Sanofi Scraps $750 Million Drug Deal, After FTC Sues on Antitrust Grounds
French pharma company Sanofi scrapped a $750 million drug licensing deal with California-based Maze Therapeutics, just hours after the FTC sued to block the arrangement.
Why it matters: This is a significant, and de facto successful, expansion of the Biden administration’s “killer acquisition” theory, to a drug that’s still in the early stages of development.
Details: The global licensing deal was for a Phase 1 drug candidate focused on a rare genetic condition called Pompe disease, and included $150 million in upfront cash and another $600 million in earnouts.

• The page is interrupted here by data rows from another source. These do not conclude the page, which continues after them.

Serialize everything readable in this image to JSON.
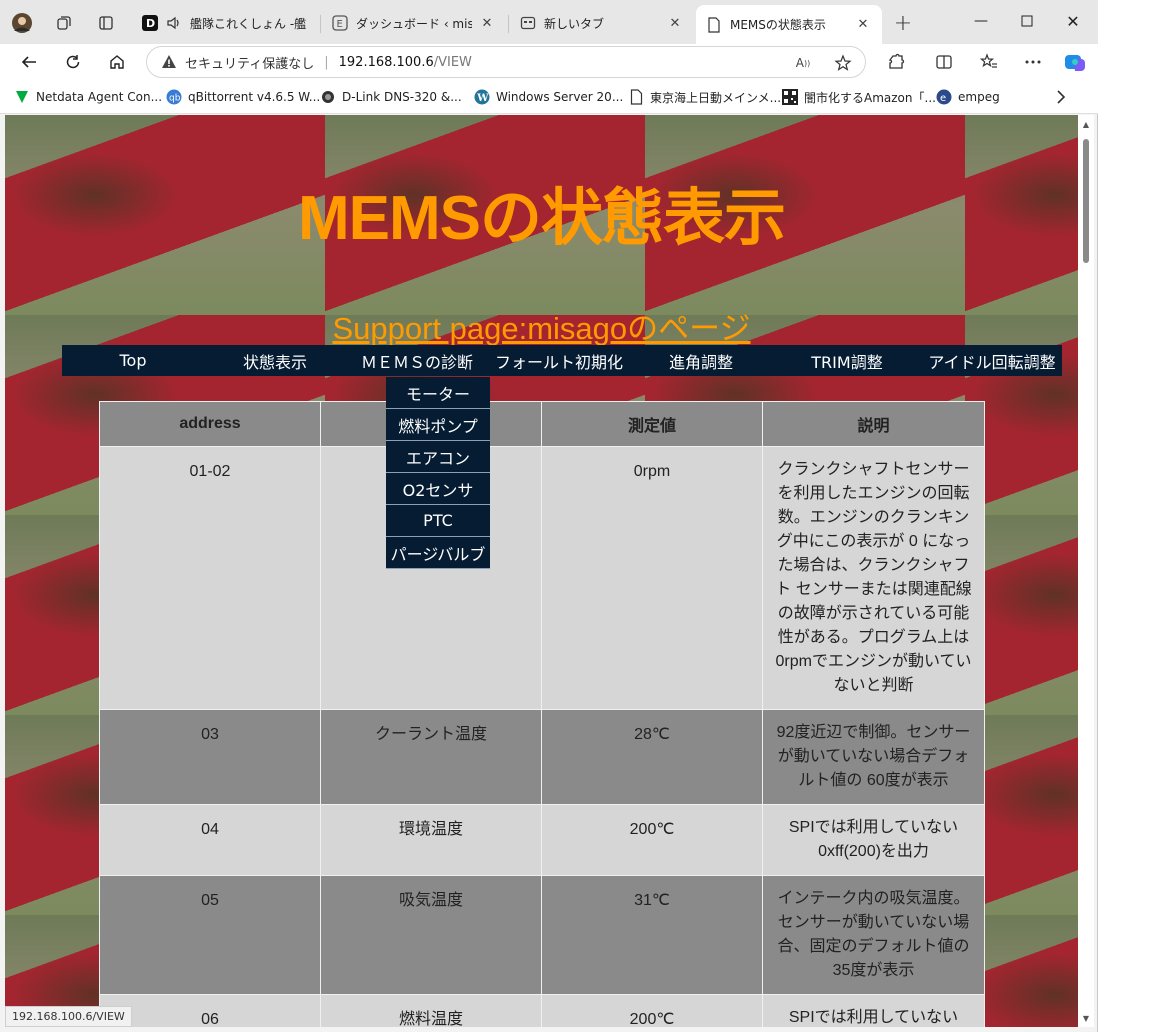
{
  "browser": {
    "tabs": [
      {
        "title": "艦隊これくしょん -艦これ",
        "icon": "speaker-icon",
        "favicon": "D"
      },
      {
        "title": "ダッシュボード ‹ misagoのページ",
        "icon": "e-icon"
      },
      {
        "title": "新しいタブ",
        "icon": "newtab-icon"
      },
      {
        "title": "MEMSの状態表示",
        "icon": "page-icon",
        "active": true
      }
    ],
    "security_label": "セキュリティ保護なし",
    "url_host": "192.168.100.6",
    "url_path": "/VIEW",
    "bookmarks": [
      {
        "label": "Netdata Agent Con...",
        "icon": "netdata-icon"
      },
      {
        "label": "qBittorrent v4.6.5 W...",
        "icon": "qbittorrent-icon"
      },
      {
        "label": "D-Link DNS-320 &...",
        "icon": "dlink-icon"
      },
      {
        "label": "Windows Server 20...",
        "icon": "wordpress-icon"
      },
      {
        "label": "東京海上日動メインメ...",
        "icon": "page-icon"
      },
      {
        "label": "闇市化するAmazon「...",
        "icon": "qr-icon"
      },
      {
        "label": "empeg",
        "icon": "empeg-icon"
      }
    ],
    "status_url": "192.168.100.6/VIEW"
  },
  "page": {
    "title": "MEMSの状態表示",
    "support_link": "Support page:misagoのページ",
    "menu": [
      "Top",
      "状態表示",
      "ＭＥＭＳの診断",
      "フォールト初期化",
      "進角調整",
      "TRIM調整",
      "アイドル回転調整"
    ],
    "dropdown": [
      "モーター",
      "燃料ポンプ",
      "エアコン",
      "O2センサ",
      "PTC",
      "パージバルブ"
    ],
    "table": {
      "headers": [
        "address",
        "",
        "測定値",
        "説明"
      ],
      "rows": [
        {
          "address": "01-02",
          "name": "エ",
          "value": "0rpm",
          "desc": "クランクシャフトセンサーを利用したエンジンの回転数。エンジンのクランキング中にこの表示が 0 になった場合は、クランクシャフト センサーまたは関連配線の故障が示されている可能性がある。プログラム上は0rpmでエンジンが動いていないと判断"
        },
        {
          "address": "03",
          "name": "クーラント温度",
          "value": "28℃",
          "desc": "92度近辺で制御。センサーが動いていない場合デフォルト値の 60度が表示"
        },
        {
          "address": "04",
          "name": "環境温度",
          "value": "200℃",
          "desc": "SPIでは利用していない0xff(200)を出力"
        },
        {
          "address": "05",
          "name": "吸気温度",
          "value": "31℃",
          "desc": "インテーク内の吸気温度。センサーが動いていない場合、固定のデフォルト値の35度が表示"
        },
        {
          "address": "06",
          "name": "燃料温度",
          "value": "200℃",
          "desc": "SPIでは利用していない"
        }
      ]
    }
  }
}
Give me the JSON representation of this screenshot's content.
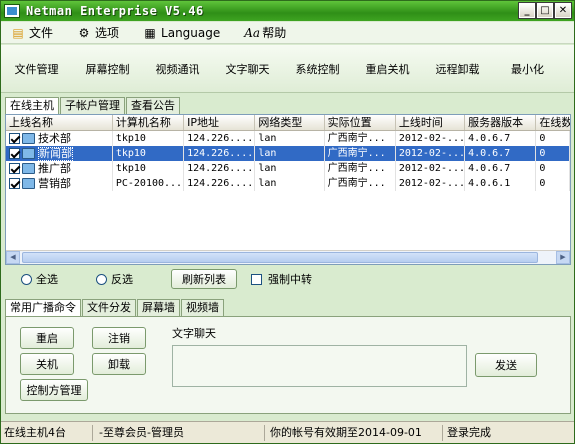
{
  "window": {
    "title": "Netman Enterprise V5.46"
  },
  "menu": [
    {
      "label": "文件",
      "icon": "folder-icon"
    },
    {
      "label": "选项",
      "icon": "options-icon"
    },
    {
      "label": "Language",
      "icon": "language-icon"
    },
    {
      "label": "帮助",
      "icon": "help-icon"
    }
  ],
  "toolbar": [
    "文件管理",
    "屏幕控制",
    "视频通讯",
    "文字聊天",
    "系统控制",
    "重启关机",
    "远程卸载",
    "最小化"
  ],
  "tabs": [
    "在线主机",
    "子帐户管理",
    "查看公告"
  ],
  "table": {
    "headers": [
      "上线名称",
      "计算机名称",
      "IP地址",
      "网络类型",
      "实际位置",
      "上线时间",
      "服务器版本",
      "在线数"
    ],
    "rows": [
      [
        "技术部",
        "tkp10",
        "124.226....",
        "lan",
        "广西南宁...",
        "2012-02-...",
        "4.0.6.7",
        "0"
      ],
      [
        "新闻部",
        "tkp10",
        "124.226....",
        "lan",
        "广西南宁...",
        "2012-02-...",
        "4.0.6.7",
        "0"
      ],
      [
        "推广部",
        "tkp10",
        "124.226....",
        "lan",
        "广西南宁...",
        "2012-02-...",
        "4.0.6.7",
        "0"
      ],
      [
        "营销部",
        "PC-20100...",
        "124.226....",
        "lan",
        "广西南宁...",
        "2012-02-...",
        "4.0.6.1",
        "0"
      ]
    ],
    "selected_row": 1
  },
  "options": {
    "select_all": "全选",
    "invert": "反选",
    "refresh": "刷新列表",
    "force_relay": "强制中转"
  },
  "bottom_tabs": [
    "常用广播命令",
    "文件分发",
    "屏幕墙",
    "视频墙"
  ],
  "commands": {
    "restart": "重启",
    "logout": "注销",
    "shutdown": "关机",
    "uninstall": "卸载",
    "controller": "控制方管理"
  },
  "chat": {
    "label": "文字聊天",
    "send": "发送"
  },
  "status": [
    "在线主机4台",
    "-至尊会员-管理员",
    "你的帐号有效期至2014-09-01",
    "登录完成"
  ]
}
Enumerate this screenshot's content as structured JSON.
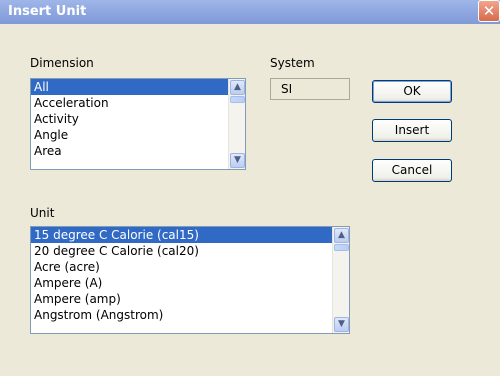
{
  "window": {
    "title": "Insert Unit",
    "close_symbol": "✕"
  },
  "dimension": {
    "label": "Dimension",
    "items": [
      "All",
      "Acceleration",
      "Activity",
      "Angle",
      "Area"
    ],
    "selected_index": 0
  },
  "system": {
    "label": "System",
    "value": "SI"
  },
  "buttons": {
    "ok": "OK",
    "insert": "Insert",
    "cancel": "Cancel"
  },
  "unit": {
    "label": "Unit",
    "items": [
      "15 degree C Calorie (cal15)",
      "20 degree C Calorie (cal20)",
      "Acre (acre)",
      "Ampere (A)",
      "Ampere (amp)",
      "Angstrom (Angstrom)"
    ],
    "selected_index": 0
  },
  "icons": {
    "scroll_up": "up-arrow-icon",
    "scroll_down": "down-arrow-icon",
    "close": "close-icon"
  }
}
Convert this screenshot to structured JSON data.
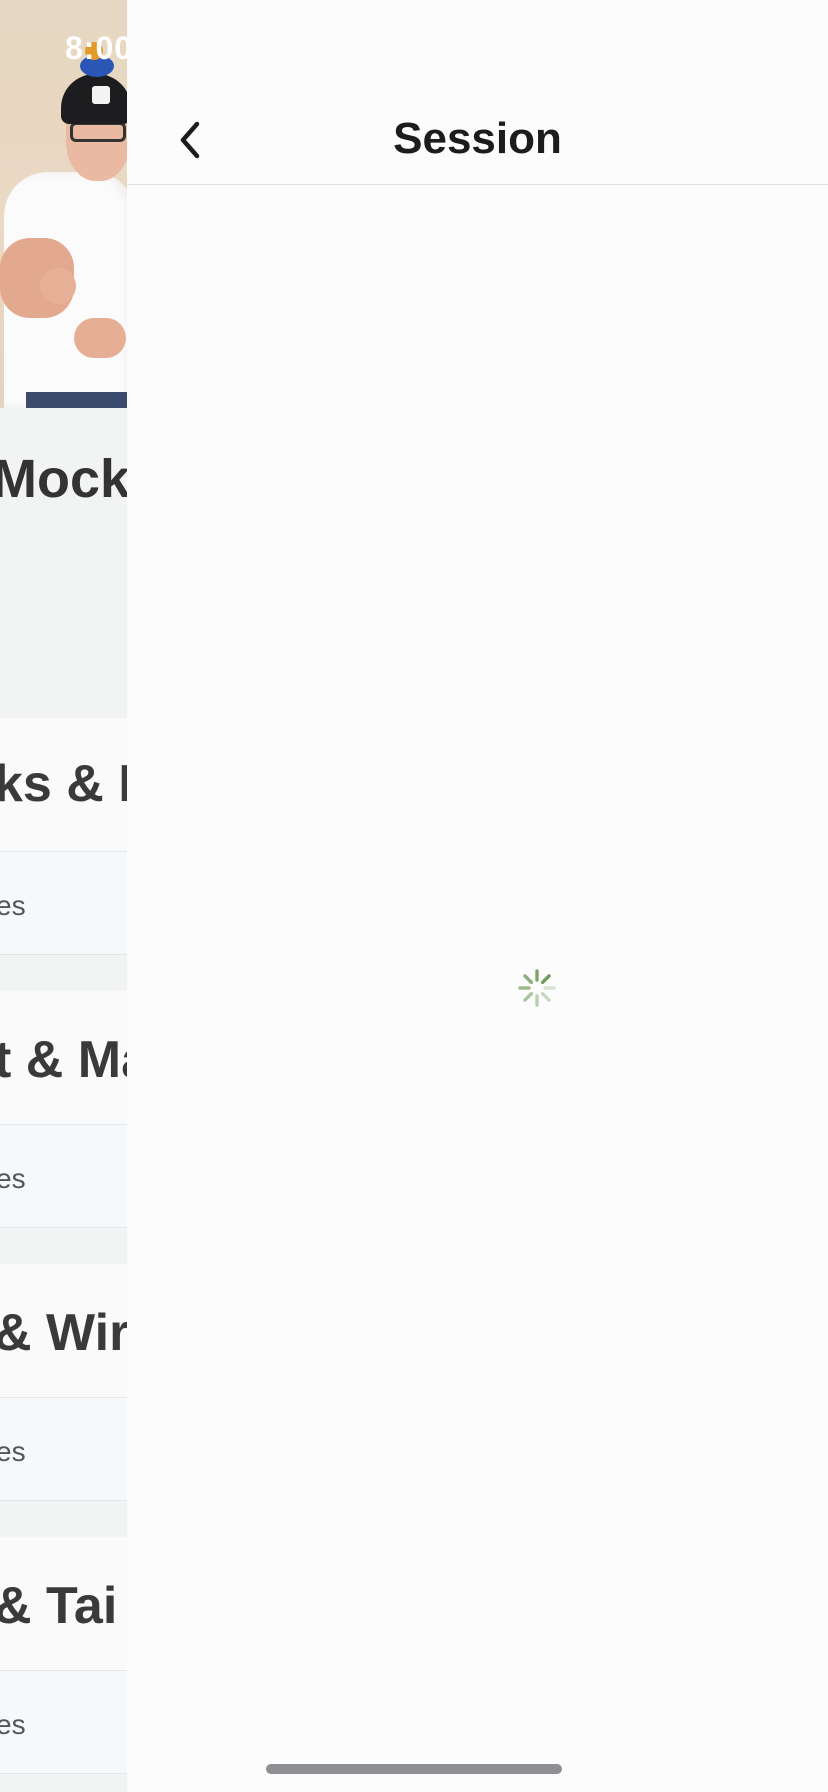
{
  "background_screen": {
    "status_time": "8:00",
    "title": "Mock",
    "sections": [
      {
        "title": "ks & P",
        "row_label": "es"
      },
      {
        "title": "t & Ma",
        "row_label": "es"
      },
      {
        "title": "& Wir",
        "row_label": "es"
      },
      {
        "title": " & Tai",
        "row_label": "es"
      }
    ]
  },
  "session_screen": {
    "title": "Session",
    "back_icon": "chevron-left-icon",
    "loading": true,
    "spinner_color": "#6f9a5a"
  },
  "colors": {
    "sheet_background": "#fcfcfc",
    "title_text": "#1c1c1e",
    "home_indicator": "#8e8e93"
  }
}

Companies Market Stem Cell Treatments to Long COVID Patients — Prices Are High but Evidence Is Scant That Therapies Work, Researchers Say
Clinics that sell stem cell and exosome treatments have turned their attention to long COVID patients, researchers found.
Among 38 businesses selling such treatments for COVID-19, the majority (36) marketed those therapies for long COVID, stated Leigh Turner, Ph.D., of the University of California Irvine, and colleagues in Stem Cell Reports.
“We didn’t think the pattern was going to emerge as strongly as it did,” Turner told MedPage Today. Turner and colleagues found that these products weren’t cheap. Among the nine businesses that provided information on how much they charged, the least expensive product was $2,950, while the most expensive product cost $25,000. The average listed cost was $11,322, they found.
“It is understandable that individuals seeking relief from shortness of breath, fatigue, ‘brain fog,’ heart palpitations, loss of smell, and other symptoms search for interventions that might help them,” Turner and colleagues wrote. “Acknowledging the suffering and agency of such persons, members of this patient population are vulnerable to having their suffering, desperation, and hope exploited by entities making appealing therapeutic claims without having the scientific evidence needed to make such representations.”
French Drugmaker Receives Funding for Combination Antibiotic
French biopharmaceutical company Antabio announced today that it has raised $25 million in financing to continue the development of a next-generation antibacterial combination for severe drug-resistant infections.
The funding, which includes investments from the AMR Action Fund and the EIC Fund, will enable Antabio to complete phase 2 clinical studies of MEM-ANT3310, an investigational drug that combines the carbapenem antibiotic meropenem with Antabio’s serine beta-lactamase inhibitor ANT3310. The combination is designed to target beta-lactamase–producing, gram-negative pathogens such as carbapenem-resistant Acinetobacter baumannii, carbapenem-resistant Enterobacterales, and Pseudomonas aeruginosa.
Antabio says MEM-ANT3310 presents a “truly differentiated alternative” to life-threatening infections caused by these pathogens, including hospital-acquired and ventilator-associated pneumonia.